El mejor ejemplo histórico que se nos viene a la mente es el de los corsarios ingleses. Una práctica estatal sui géneris, especializada en el robo marítimo y en el saqueo de ciudades, puertos y mercancías.

Los corsarios disfrutaban de lo que se llamaba la “patente de corso”, es decir, de una licencia para robar y saquear expedida por el rey o por la reina. 

Este mecanismo comercial fue muy utilizado especialmente por los reinos de Inglaterra y de Francia, ya que tenían a sus propios corsarios institucionalizados pues consideraban a esta actividad lícita en tiempos de guerra.

En el pasado se consideró siempre como legítimo el uso de la fuerza militar contra estas formas de criminalidad naval. De allí el lema romano que los catalogaba como “hostes humani generis” (enemigos del género humano). 

Bajo su inspiración se permitía que cualquier navío estatal atacara y hundiera a cualquier bajel ilegal donde se los encontrara. Igualmente, sus bases terrestres podían ser atacadas y bombardeadas.

Más adelante, imperios navales como el español, primero, y el británico, después, ampliaron este concepto a los barcos que traficaban con esclavos.

Hasta hace pocos meses atrás no existía la voluntad internacional de proceder en consonancia con este espíritu. Una marina o un capitán que procediera como sus ancestros, hubiera enfrentado la ira de la denominada opinión pública internacional.

Y hubiera sido objeto de persecución por parte de aquellos que sostienen la teoría de la jurisdicción universal.

Pero, como señalamos más arriba, la peste está cambiando estas percepciones. Si ya tenemos los actos de piratería comercial a cargo de Estado poderosos, es solo cuestión de tiempo para que sean copiados por otros que lo son en menor medida.

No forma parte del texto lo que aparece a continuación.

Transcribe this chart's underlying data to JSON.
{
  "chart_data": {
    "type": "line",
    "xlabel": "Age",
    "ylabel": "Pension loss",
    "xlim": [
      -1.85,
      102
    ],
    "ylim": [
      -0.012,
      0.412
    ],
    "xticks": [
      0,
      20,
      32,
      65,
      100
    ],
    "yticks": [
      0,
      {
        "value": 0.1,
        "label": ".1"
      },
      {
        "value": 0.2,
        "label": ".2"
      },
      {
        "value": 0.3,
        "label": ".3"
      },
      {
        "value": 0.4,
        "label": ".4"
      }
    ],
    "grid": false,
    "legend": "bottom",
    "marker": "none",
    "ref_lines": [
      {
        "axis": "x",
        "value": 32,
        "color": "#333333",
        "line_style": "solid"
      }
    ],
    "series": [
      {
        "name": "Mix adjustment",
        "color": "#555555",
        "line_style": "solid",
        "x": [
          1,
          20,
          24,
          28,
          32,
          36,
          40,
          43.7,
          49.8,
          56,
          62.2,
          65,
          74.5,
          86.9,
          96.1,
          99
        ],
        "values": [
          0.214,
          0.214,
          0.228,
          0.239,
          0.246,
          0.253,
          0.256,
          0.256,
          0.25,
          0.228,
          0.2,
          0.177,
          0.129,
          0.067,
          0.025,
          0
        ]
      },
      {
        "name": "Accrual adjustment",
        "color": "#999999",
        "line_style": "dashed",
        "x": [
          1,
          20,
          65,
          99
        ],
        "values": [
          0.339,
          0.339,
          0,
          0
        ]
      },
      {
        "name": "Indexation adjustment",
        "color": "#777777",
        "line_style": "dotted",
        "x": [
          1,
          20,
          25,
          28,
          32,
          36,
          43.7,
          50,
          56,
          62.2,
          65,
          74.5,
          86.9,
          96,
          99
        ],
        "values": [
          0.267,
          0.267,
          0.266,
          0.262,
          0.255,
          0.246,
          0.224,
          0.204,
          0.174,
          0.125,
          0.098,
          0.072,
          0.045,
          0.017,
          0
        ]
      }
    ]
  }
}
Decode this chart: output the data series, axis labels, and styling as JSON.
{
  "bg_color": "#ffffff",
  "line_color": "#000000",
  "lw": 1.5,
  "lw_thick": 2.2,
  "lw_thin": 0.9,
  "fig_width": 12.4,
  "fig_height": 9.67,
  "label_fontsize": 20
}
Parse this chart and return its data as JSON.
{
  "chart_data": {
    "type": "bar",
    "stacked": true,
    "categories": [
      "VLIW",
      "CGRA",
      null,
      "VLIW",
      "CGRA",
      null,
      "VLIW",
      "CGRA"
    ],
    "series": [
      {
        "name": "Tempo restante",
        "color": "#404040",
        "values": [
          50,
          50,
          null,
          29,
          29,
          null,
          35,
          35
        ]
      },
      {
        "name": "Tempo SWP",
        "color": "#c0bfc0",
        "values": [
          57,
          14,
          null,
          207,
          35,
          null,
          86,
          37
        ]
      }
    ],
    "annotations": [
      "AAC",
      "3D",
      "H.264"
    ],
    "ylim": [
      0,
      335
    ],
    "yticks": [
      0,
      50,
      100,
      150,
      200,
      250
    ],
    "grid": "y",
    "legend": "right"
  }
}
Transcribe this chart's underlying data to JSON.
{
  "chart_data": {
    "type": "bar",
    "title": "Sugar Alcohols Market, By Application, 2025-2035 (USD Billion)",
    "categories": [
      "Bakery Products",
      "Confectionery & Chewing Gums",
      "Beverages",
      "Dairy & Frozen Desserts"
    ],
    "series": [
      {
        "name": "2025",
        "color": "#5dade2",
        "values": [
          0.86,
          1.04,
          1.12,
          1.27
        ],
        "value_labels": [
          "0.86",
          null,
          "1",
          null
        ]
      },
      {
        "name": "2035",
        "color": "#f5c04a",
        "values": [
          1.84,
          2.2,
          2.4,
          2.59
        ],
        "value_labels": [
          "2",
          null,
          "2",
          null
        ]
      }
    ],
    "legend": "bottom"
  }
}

Es más, no sería raro que se establezcan tanto las actividades de corso como que no sea mal visto reaccionar contra ellas en consonancia.

Llegado a este punto, como lo hacemos habitualmente, nos preguntamos qué respuesta le corresponde a la República Argentina. También nosotros tenemos nuestras historias gloriosas de corsarios y de piratas, como las del capitán Hipólito Bouchard.

Pero creemos que antes de llegar a ello se puede, al menos, tomar medidas concretas para preservarnos de las acciones de otros, sean de estos Estados o de particulares.

Para empezar, habría que recuperar nuestra capacidad de transporte aéreo estratégico, pues se hace necesario traer insumos médicos de lugares distantes como China.  La misma se perdió hace unos años cuando nuestra Fuerza Aérea dio de baja a los aviones Boeing 707. 

Si bien no estamos en tiempo ni tenemos los fondos para salir a comprar aviones para reemplazarlos, sí podemos modificar dos Airbus 330 de nuestra aerolínea de bandera para que puedan transportar no solo pasajeros, sino también grandes cargas.

La modificaciones a realizar no son tan sencillas como parece a simple vista, pero se pueden hacer en nuestra fábrica militar de aviones que se encuentra en Córdoba.

La ventaja que permite esta modificación, al margen de su uso dual, ya que no pierden su capacidad de transportar pasajeros, es que los aviones son de registro y de bandera argentina, y tenemos todo lo necesario para mantenerlos en servicio y el simulador para entrenar a los pilotos en el país.

Una vez más, deberemos apelar al ingenio y a nuestra capacidad de improvisación, esas características tan particulares de nuestra idiosincrasia nacional.

 

El Doctor Emilio Magnaghi es Director del Centro de Estudios Estratégicos para la Defensa Nacional Santa Romana. Autor de El momento es ahora y El ABC de la Defensa Nacional.